Eglise abbatiale de Bernay 27 Normandie

L’Abbatiale, arche perdue

Bernay, cœur de pays aux aimables verdures, refuge aux pans de bois joliment bistournés, cité presque lacustre où fourmillent deux adorables cours d’eau, vivier d’initiatives colorées, inventives et novatrices, possède en sa mémoire un esprit d’une rare intensité. Depuis que Judith de Bretagne en ordonna l’édification, il y a mille ans déjà, l’abbatiale possède un pouvoir capable de mêler, dès la moindre pierre aperçue au détour d’une rue, le spirituel au temporel. Abbaye bénédictine, elle est depuis la révolution française vouée au plaisir des urbanistes castrateurs, oubliés depuis, fort heureusement, et aux animateurs des choses laïques mais hautement nécessaires.
Pousser la lourde porte et descendre les marches jusqu’au sol de pierres, c’est entrer dans un univers de pure poésie. Là, tout n’est que blancheur granuleuse, élévations rectilignes et jointives au ciel, perspectives ludiques, secrets, grandeurs et magies.

Eglise abbatiale Bernay Normandie
L’église abbatiale Notre-Dame de Bernay du XIe s., un réceptacle idéal sous-exploité à des fins culturelles.

Pénétrer dans ce monument, c’est se mettre en scène, c’est marcher dans l’intelligence immédiatement mise en éveil.
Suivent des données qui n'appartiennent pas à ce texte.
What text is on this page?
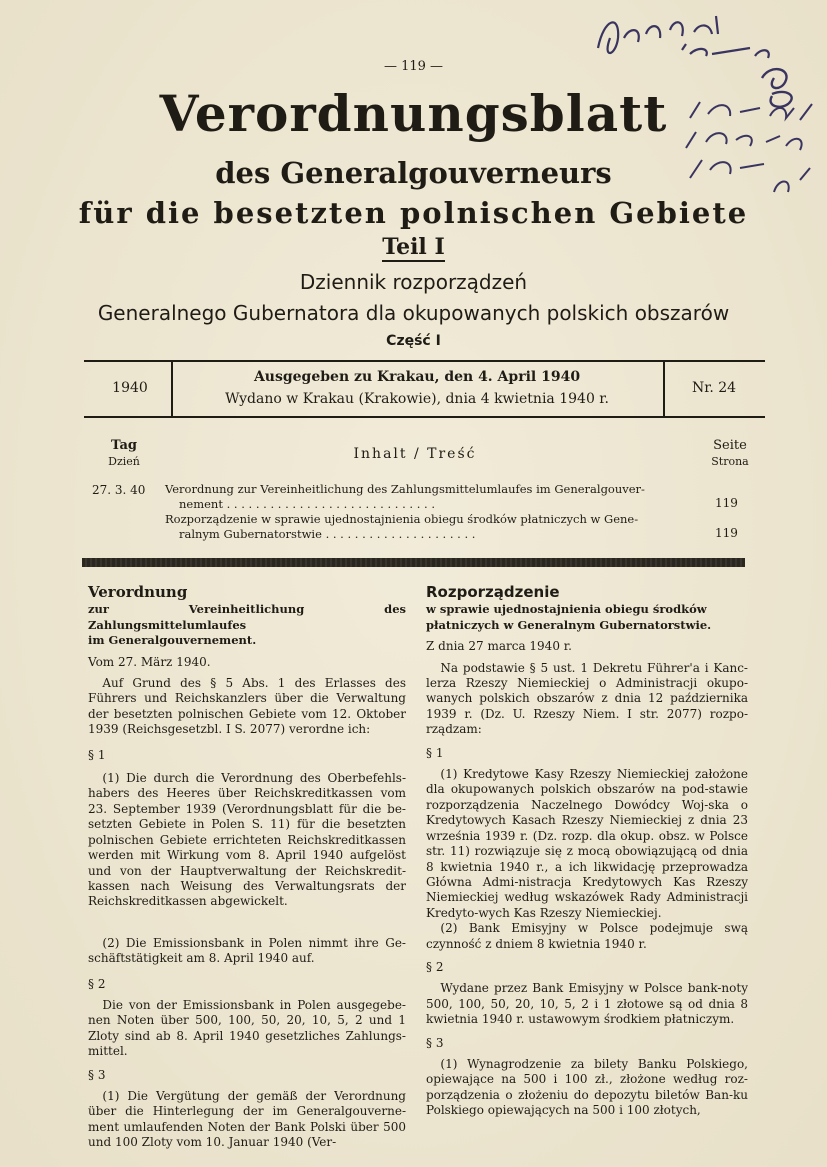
— 119 —
Verordnungsblatt
des Generalgouverneurs
für die besetzten polnischen Gebiete
Teil I
Dziennik rozporządzeń
Generalnego Gubernatora dla okupowanych polskich obszarów
Część I
1940
Ausgegeben zu Krakau, den 4. April 1940
Wydano w Krakau (Krakowie), dnia 4 kwietnia 1940 r.
Nr. 24
Tag
Dzień	Inhalt / Treść
Seite
Strona
27. 3. 40 Verordnung zur Vereinheitlichung des Zahlungsmittelumlaufes im Generalgouver-
nement . . . . . . . . . . . . . . . . . . . . . . . . . . . . .	119
Rozporządzenie w sprawie ujednostajnienia obiegu środków płatniczych w Gene-
ralnym Gubernatorstwie . . . . . . . . . . . . . . . . . . . . .	119

Verordnung

zur Vereinheitlichung des Zahlungsmittelumlaufes

im Generalgouvernement.

Vom 27. März 1940.

Auf Grund des § 5 Abs. 1 des Erlasses des Führers und Reichskanzlers über die Verwaltung der besetzten polnischen Gebiete vom 12. Oktober 1939 (Reichsgesetzbl. I S. 2077) verordne ich:

§ 1

(1) Die durch die Verordnung des Oberbefehls-habers des Heeres über Reichskreditkassen vom 23. September 1939 (Verordnungsblatt für die be-setzten Gebiete in Polen S. 11) für die besetzten polnischen Gebiete errichteten Reichskreditkassen werden mit Wirkung vom 8. April 1940 aufgelöst und von der Hauptverwaltung der Reichskredit-kassen nach Weisung des Verwaltungsrats der Reichskreditkassen abgewickelt.

(2) Die Emissionsbank in Polen nimmt ihre Ge-schäftstätigkeit am 8. April 1940 auf.

§ 2

Die von der Emissionsbank in Polen ausgegebe-nen Noten über 500, 100, 50, 20, 10, 5, 2 und 1 Zloty sind ab 8. April 1940 gesetzliches Zahlungs-mittel.

§ 3

(1) Die Vergütung der gemäß der Verordnung über die Hinterlegung der im Generalgouverne-ment umlaufenden Noten der Bank Polski über 500 und 100 Zloty vom 10. Januar 1940 (Ver-

Rozporządzenie

w sprawie ujednostajnienia obiegu środków

płatniczych w Generalnym Gubernatorstwie.

Z dnia 27 marca 1940 r.

Na podstawie § 5 ust. 1 Dekretu Führer'a i Kanc-lerza Rzeszy Niemieckiej o Administracji okupo-wanych polskich obszarów z dnia 12 października 1939 r. (Dz. U. Rzeszy Niem. I str. 2077) rozpo-rządzam:

§ 1

(1) Kredytowe Kasy Rzeszy Niemieckiej założone dla okupowanych polskich obszarów na pod-stawie rozporządzenia Naczelnego Dowódcy Woj-ska o Kredytowych Kasach Rzeszy Niemieckiej z dnia 23 września 1939 r. (Dz. rozp. dla okup. obsz. w Polsce str. 11) rozwiązuje się z mocą obowiązującą od dnia 8 kwietnia 1940 r., a ich likwidację przeprowadza Główna Admi-nistracja Kredytowych Kas Rzeszy Niemieckiej według wskazówek Rady Administracji Kredyto-wych Kas Rzeszy Niemieckiej.

(2) Bank Emisyjny w Polsce podejmuje swą czynność z dniem 8 kwietnia 1940 r.

§ 2

Wydane przez Bank Emisyjny w Polsce bank-noty 500, 100, 50, 20, 10, 5, 2 i 1 złotowe są od dnia 8 kwietnia 1940 r. ustawowym środkiem płatniczym.

§ 3

(1) Wynagrodzenie za bilety Banku Polskiego, opiewające na 500 i 100 zł., złożone według roz-porządzenia o złożeniu do depozytu biletów Ban-ku Polskiego opiewających na 500 i 100 złotych,
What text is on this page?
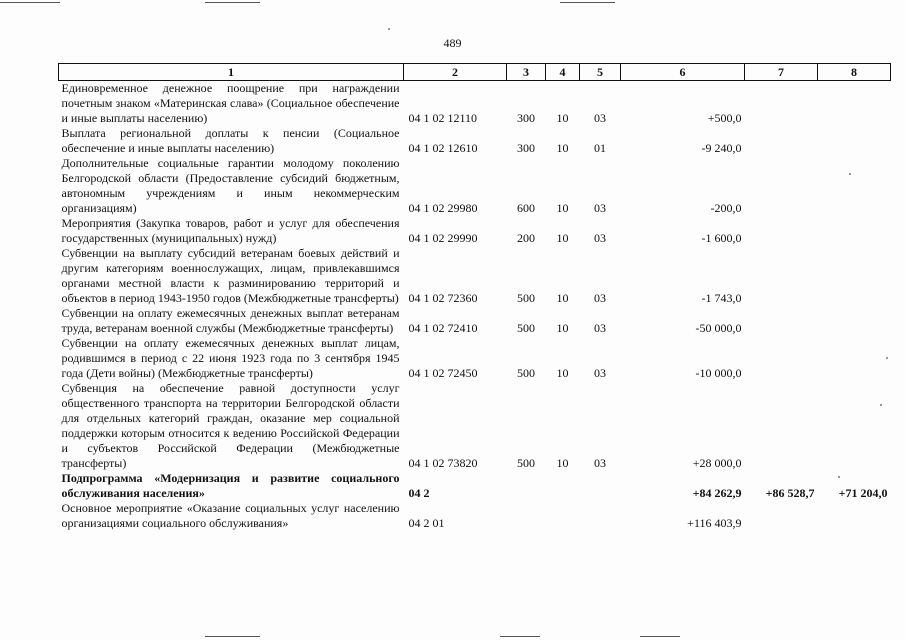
489
1	2	3	4	5	6	7	8
Единовременное денежное поощрение при награждении почетным знаком «Материнская слава» (Социальное обеспечение и иные выплаты населению)	04 1 02 12110	300	10	03	+500,0		
Выплата региональной доплаты к пенсии (Социальное обеспечение и иные выплаты населению)	04 1 02 12610	300	10	01	-9 240,0		
Дополнительные социальные гарантии молодому поколению Белгородской области (Предоставление субсидий бюджетным, автономным учреждениям и иным некоммерческим организациям)	04 1 02 29980	600	10	03	-200,0		
Мероприятия (Закупка товаров, работ и услуг для обеспечения государственных (муниципальных) нужд)	04 1 02 29990	200	10	03	-1 600,0		
Субвенции на выплату субсидий ветеранам боевых действий и другим категориям военнослужащих, лицам, привлекавшимся органами местной власти к разминированию территорий и объектов в период 1943-1950 годов (Межбюджетные трансферты)	04 1 02 72360	500	10	03	-1 743,0		
Субвенции на оплату ежемесячных денежных выплат ветеранам труда, ветеранам военной службы (Межбюджетные трансферты)	04 1 02 72410	500	10	03	-50 000,0		
Субвенции на оплату ежемесячных денежных выплат лицам, родившимся в период с 22 июня 1923 года по 3 сентября 1945 года (Дети войны) (Межбюджетные трансферты)	04 1 02 72450	500	10	03	-10 000,0		
Субвенция на обеспечение равной доступности услуг общественного транспорта на территории Белгородской области для отдельных категорий граждан, оказание мер социальной поддержки которым относится к ведению Российской Федерации и субъектов Российской Федерации (Межбюджетные трансферты)	04 1 02 73820	500	10	03	+28 000,0		
Подпрограмма «Модернизация и развитие социального обслуживания населения»	04 2				+84 262,9	+86 528,7	+71 204,0
Основное мероприятие «Оказание социальных услуг населению организациями социального обслуживания»	04 2 01				+116 403,9		
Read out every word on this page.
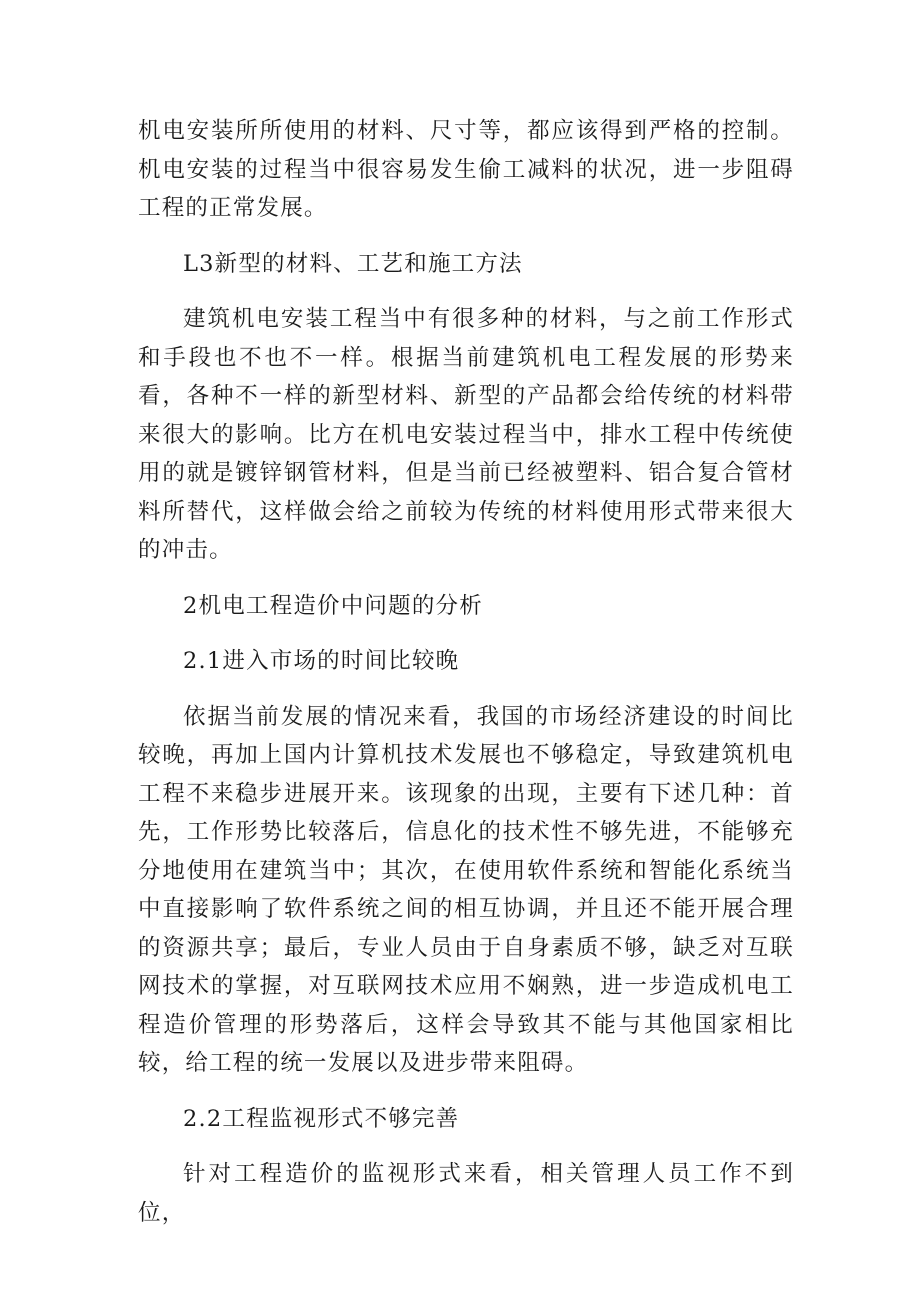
机电安装所所使用的材料、尺寸等，都应该得到严格的控制。机电安装的过程当中很容易发生偷工减料的状况，进一步阻碍工程的正常发展。

L3新型的材料、工艺和施工方法

建筑机电安装工程当中有很多种的材料，与之前工作形式和手段也不也不一样。根据当前建筑机电工程发展的形势来看，各种不一样的新型材料、新型的产品都会给传统的材料带来很大的影响。比方在机电安装过程当中，排水工程中传统使用的就是镀锌钢管材料，但是当前已经被塑料、铝合复合管材料所替代，这样做会给之前较为传统的材料使用形式带来很大的冲击。

2机电工程造价中问题的分析

2.1进入市场的时间比较晚

依据当前发展的情况来看，我国的市场经济建设的时间比较晚，再加上国内计算机技术发展也不够稳定，导致建筑机电工程不来稳步进展开来。该现象的出现，主要有下述几种：首先，工作形势比较落后，信息化的技术性不够先进，不能够充分地使用在建筑当中；其次，在使用软件系统和智能化系统当中直接影响了软件系统之间的相互协调，并且还不能开展合理的资源共享；最后，专业人员由于自身素质不够，缺乏对互联网技术的掌握，对互联网技术应用不娴熟，进一步造成机电工程造价管理的形势落后，这样会导致其不能与其他国家相比较，给工程的统一发展以及进步带来阻碍。

2.2工程监视形式不够完善

针对工程造价的监视形式来看，相关管理人员工作不到位，
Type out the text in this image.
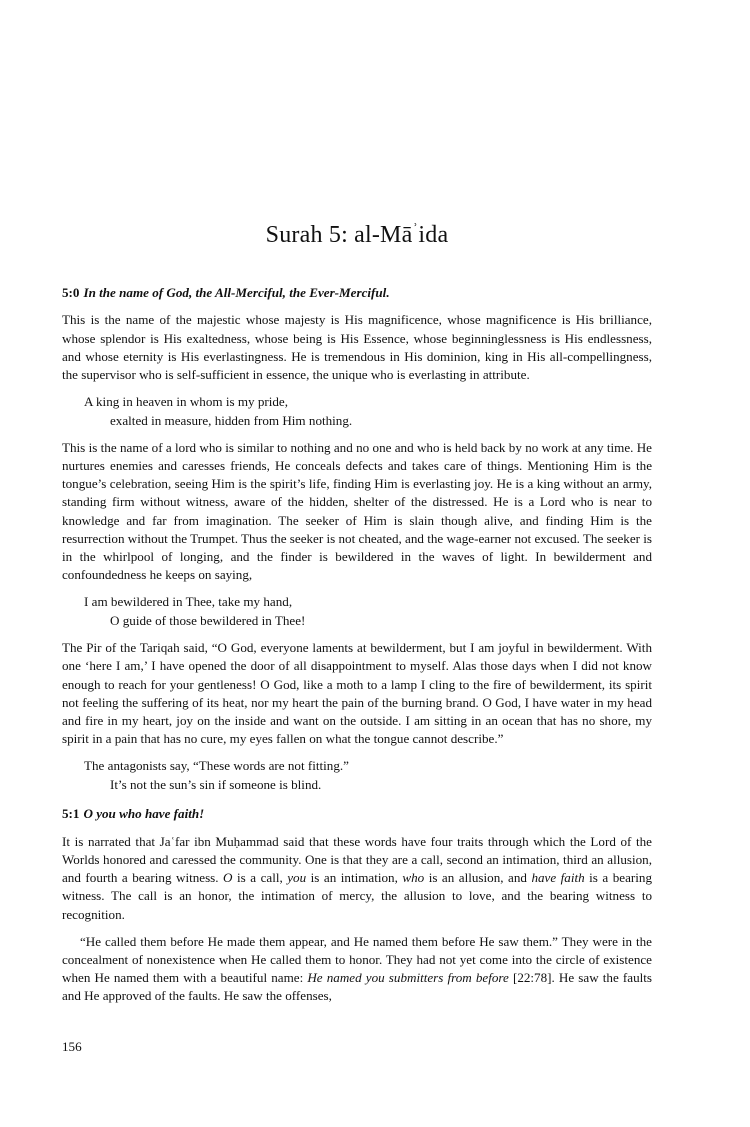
Surah 5: $al-Mā^ʾida$
5:0 In the name of God, the All-Merciful, the Ever-Merciful.

This is the name of the majestic whose majesty is His magnificence, whose magnificence is His brilliance, whose splendor is His exaltedness, whose being is His Essence, whose beginninglessness is His endlessness, and whose eternity is His everlastingness. He is tremendous in His dominion, king in His all-compellingness, the supervisor who is self-sufficient in essence, the unique who is everlasting in attribute.

A king in heaven in whom is my pride,
exalted in measure, hidden from Him nothing.

This is the name of a lord who is similar to nothing and no one and who is held back by no work at any time. He nurtures enemies and caresses friends, He conceals defects and takes care of things. Mentioning Him is the tongue’s celebration, seeing Him is the spirit’s life, finding Him is everlasting joy. He is a king without an army, standing firm without witness, aware of the hidden, shelter of the distressed. He is a Lord who is near to knowledge and far from imagination. The seeker of Him is slain though alive, and finding Him is the resurrection without the Trumpet. Thus the seeker is not cheated, and the wage-earner not excused. The seeker is in the whirlpool of longing, and the finder is bewildered in the waves of light. In bewilderment and confoundedness he keeps on saying,

I am bewildered in Thee, take my hand,
O guide of those bewildered in Thee!

The Pir of the Tariqah said, “O God, everyone laments at bewilderment, but I am joyful in bewilderment. With one ‘here I am,’ I have opened the door of all disappointment to myself. Alas those days when I did not know enough to reach for your gentleness! O God, like a moth to a lamp I cling to the fire of bewilderment, its spirit not feeling the suffering of its heat, nor my heart the pain of the burning brand. O God, I have water in my head and fire in my heart, joy on the inside and want on the outside. I am sitting in an ocean that has no shore, my spirit in a pain that has no cure, my eyes fallen on what the tongue cannot describe.”

The antagonists say, “These words are not fitting.”
It’s not the sun’s sin if someone is blind.
5:1 O you who have faith!

It is narrated that Jaʿfar ibn Muḥammad said that these words have four traits through which the Lord of the Worlds honored and caressed the community. One is that they are a call, second an intimation, third an allusion, and fourth a bearing witness. O is a call, you is an intimation, who is an allusion, and have faith is a bearing witness. The call is an honor, the intimation of mercy, the allusion to love, and the bearing witness to recognition.

“He called them before He made them appear, and He named them before He saw them.” They were in the concealment of nonexistence when He called them to honor. They had not yet come into the circle of existence when He named them with a beautiful name: He named you submitters from before [22:78]. He saw the faults and He approved of the faults. He saw the offenses,

156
Pour en deviner les plus beaux frissons, il suffit de revenir à l’hiver, lorsque la nuit s’est emparée du lieu, déambuler une bougie à la main. Là, comme un miracle, vous devenez sans tarder l’acteur du beau, le complice d’une inaltérable pureté. Claquez un doigt, vous aurez une symphonie qui tourne et vous revient, prononcez un mot et les esprits qui dorment au-dessus des chapiteaux viendront vous saluer et vous raconter ce qu’ils savent. Le mystère de cette église est une indicible alchimie qui, sitôt que vous y êtes, vous transporte dans le brasier sereinement tempétueux d’un spectacle dont vous êtes le démiurge.

Ce qui sied à ce théâtre ? des récits, des Requiem, des chœurs…

Ce qui sied à ce théâtre ? Presque tout. J’y ai vu les plus belles aventures, des lettres qui sortaient du sol, sorcières contemporaines, des errances poétiques, des récits fabuleux, Jeanne d’Arc racontant son enfance, des Requiem contre la morosité, des banquets avec des échassiers fugueurs, des bals, des marionnettes et des chimères, des orchestres et des chœurs, des toiles immenses accrochées aux cimaises, des miniatures, des amateurs, les plus grands professionnels.
J’y ai vécu les plus belles émotions, y ai dit le monde et une certaine idée de Dieu, y ai chanté l’amour et l’histoire, y ai rencontré le diable, aimable et badin.
J’y ai rêvé, espéré, attendu l’événement que méritent ces pierres ancestrales, contemporaines et déjà dans le futur. L’abbatiale de Bernay mérite sa folie culturelle. Ses murs hors du commun dans lesquels se nichent cent recoins théâtraux possèdent la carrure, rare à ce point, pour accueillir un grand festival. Sébastien Daucé et Correspondances, Vincent Dumestre et le Poème Harmonique ou François Lazarevitch sauraient s’emparer de cette folie, eux qui manient avec une grande dextérité la musique, bien sûr, mais le théâtre, la danse, les arts du cirque, le visuel, plan, volume ou pyrotechnique, et tout ce qui peut habiller d’autre manière l’ineffable porosité des chairs minérales de Bernay. Et quelle gloire en rejaillirait sur la ville !
Ressortir de cette abbatiale, c’est renaître au monde les bras chargés de légèreté, le ventre repu d’émotions, la connaissance amplifiée, l’esprit vivifié, c’est porter au loin le renom de la cité qui l’abrite. Un festival saurait être l’outil si idéal, projet à si long terme tant il serait précieux, que je ne peux qu’imaginer sa réalisation un jour prochain. Me voilà déjà prêt à acheter les billets.